Color Field painting was most likely doomed to fall out of favor from the day of its inception. It’s the sort of blobbish abstract expressionism that those who lack an appetite for non–representational art despise most. The post–war emptiness of thought that inspired the style doesn’t translate well into our modern tendencies to anxiously overthink all we encounter. Unlike the work of famed Abstract Expressionist painters Jackson Pollock or Willem de Kooning, Color Field painting leaves little for the eye to zero in on, and fewer paths of paint for the mind to follow. 

Instead, Color Field is meant for the sort of deep introspection that is always pretentious and often performative. Just think of all the confusion caused in that one Mad Men episode by the appearance of a Mark Rothko painting in Bert Cooper’s office. “I don’t think it’s supposed to be explained,” remarks one character. “I’m an artist, okay, it must mean something,” scoffs another.

This is the sort of conversation that the work of Twentieth Century Color Field painter Helen Frankenthaler provokes. Now on view at the Arthur Ross Gallery of Fisher Fine Arts Library in the exhibition Frankenthaler on Paper, the artist’s lesser–known prints and little–seen paintings on paper reveal the foundations of her own efforts to create art that requires no explanation. 



Markedly different in technique from Frankenthaler’s large–scale canvas paintings, the prints in this new exhibition betray the thoughtfulness in all of the artist’s work by emphasizing the laborious construction of her printmaking processes. Her more famous paintings like “Mountains and Sea” are emblems of both depth and spontaneity, as they were created in part by pouring paint from buckets onto the canvas and moving it around with a variety of brushes and sponges. 

But some of the prints in Frankenthaler on Paper don’t have this same sense of easy impermanence (fans of Color Field will argue that none of her work does). “Cedar Hill,” a print of grainy veils of warm pinks and teals, is a ten–color woodcut made from twelve woodblocks, requiring several rounds of printmaking before completion. Such an involved process suggests that the thinking behind the piece’s formal qualities was involved as well, defying that spontaneity often ascribed to the abstractions of Frankenthaler and her contemporaries.

The highlight of the exhibition—especially in the eyes of the curators—is “Fiesta,” a 1973 work of acrylic on paper that most closely mirrors the grander trademarks of Frankenthaler’s style. With constrained yet free–flowing sections of paint mixing together in gentle blossoms and smudges of pink, orange, and green, the work appears both opaque and soft, colors layered as if they were overlapping tissue paper. 

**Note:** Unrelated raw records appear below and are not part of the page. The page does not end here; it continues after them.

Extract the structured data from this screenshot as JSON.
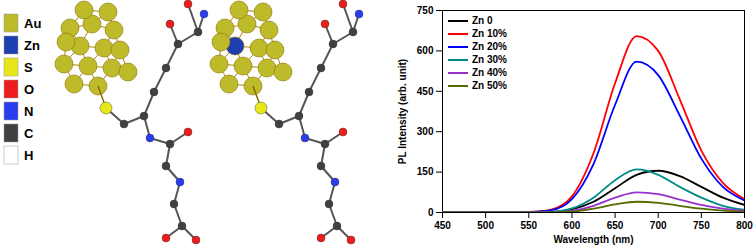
{
  "diagram": {
    "key": [
      {
        "label": "Au",
        "color": "#bdbb2a"
      },
      {
        "label": "Zn",
        "color": "#1d3fb0"
      },
      {
        "label": "S",
        "color": "#e6e619"
      },
      {
        "label": "O",
        "color": "#ee1c1c"
      },
      {
        "label": "N",
        "color": "#2a3cf0"
      },
      {
        "label": "C",
        "color": "#404040"
      },
      {
        "label": "H",
        "color": "#ffffff"
      }
    ]
  },
  "chart_data": {
    "type": "line",
    "xlabel": "Wavelength (nm)",
    "ylabel": "PL Intensity (arb. unit)",
    "x": [
      450,
      475,
      500,
      525,
      550,
      575,
      600,
      625,
      650,
      675,
      700,
      725,
      750,
      775,
      800
    ],
    "series": [
      {
        "name": "Zn 0",
        "color": "#000000",
        "values": [
          0,
          0,
          0,
          0,
          0,
          2,
          12,
          40,
          90,
          140,
          155,
          135,
          95,
          55,
          28
        ]
      },
      {
        "name": "Zn 10%",
        "color": "#ff0000",
        "values": [
          0,
          0,
          0,
          0,
          2,
          10,
          60,
          220,
          480,
          655,
          600,
          420,
          230,
          110,
          50
        ]
      },
      {
        "name": "Zn 20%",
        "color": "#0000ff",
        "values": [
          0,
          0,
          0,
          0,
          2,
          8,
          50,
          180,
          400,
          560,
          510,
          360,
          200,
          95,
          45
        ]
      },
      {
        "name": "Zn 30%",
        "color": "#008b8b",
        "values": [
          0,
          0,
          0,
          0,
          0,
          2,
          15,
          55,
          120,
          160,
          140,
          95,
          55,
          25,
          10
        ]
      },
      {
        "name": "Zn 40%",
        "color": "#9932cc",
        "values": [
          0,
          0,
          0,
          0,
          0,
          0,
          6,
          25,
          55,
          75,
          68,
          48,
          28,
          14,
          6
        ]
      },
      {
        "name": "Zn 50%",
        "color": "#556b00",
        "values": [
          0,
          0,
          0,
          0,
          0,
          0,
          3,
          14,
          30,
          40,
          36,
          25,
          14,
          7,
          3
        ]
      }
    ],
    "xlim": [
      450,
      800
    ],
    "xticks": [
      450,
      500,
      550,
      600,
      650,
      700,
      750,
      800
    ],
    "ylim": [
      0,
      750
    ],
    "yticks": [
      0,
      150,
      300,
      450,
      600,
      750
    ],
    "legend": "top-left"
  }
}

Photo: Kelly Chen Helen Frankenthaler


None of these prints or other works on paper displayed at Arthur Ross are studies for larger paintings to follow. In fact, Frankenthaler never conducted smaller preliminary studies for any of her work. Instead, the undeniable similarities between these comparatively minor works and those that brought her fame are a testament to the consistency with which Frankenthaler applied her themes to a canvas, or in this case, paper. 

Prints like “Bay Area Monday IV” or works on paper like “Pink Palace” evoke the sense of place, simultaneously specific and non–specific, that resonate throughout nearly every piece of Frankenthaler’s career. And despite the immense amount of craft that goes into the variety of printmaking methods employed by Frankenthaler in these works, there is a perpetual sense of unfinished rawness that both engages and challenges its viewers. 



Frankenthaler on Paper also includes a derivative of one of Frankenthaler’s most famous woodcuts in “East and Beyond with Orange.” The original, “East and Beyond,” is considered a breakthrough in contemporary woodcut technique due to Frankenthaler’s masterful ability to mimic the same fluid and organic shapes of color that are the hallmarks of her painted works. Here, the open space that dominates the painting is refreshed with a hue of golden orange, radiating like a sunset through a deep valley, as the sharper forms on the outer edges of the woodcut imply.

The language of Frankenthaler’s work is one of somewhat self–involved poetry, a sort of emotional rapture that may be too saccharine for her critics. But there is reward in the release from the sort of meaning that stricter art historians require in artistic analysis. Her prints and paper works in this exhibition challenge the sort of immersion that is afforded by her famous large-scale works. Yet in the intimacy of Arthur Ross Gallery, the layers of paint and ink come to a vibrant new life on the softly crinkled paper beneath them. Here, Frankenthaler can be noticed in detail rather than immersion, these smaller pieces offering their own investigation into the alluring mixture of amorphous spontaneity and finished form.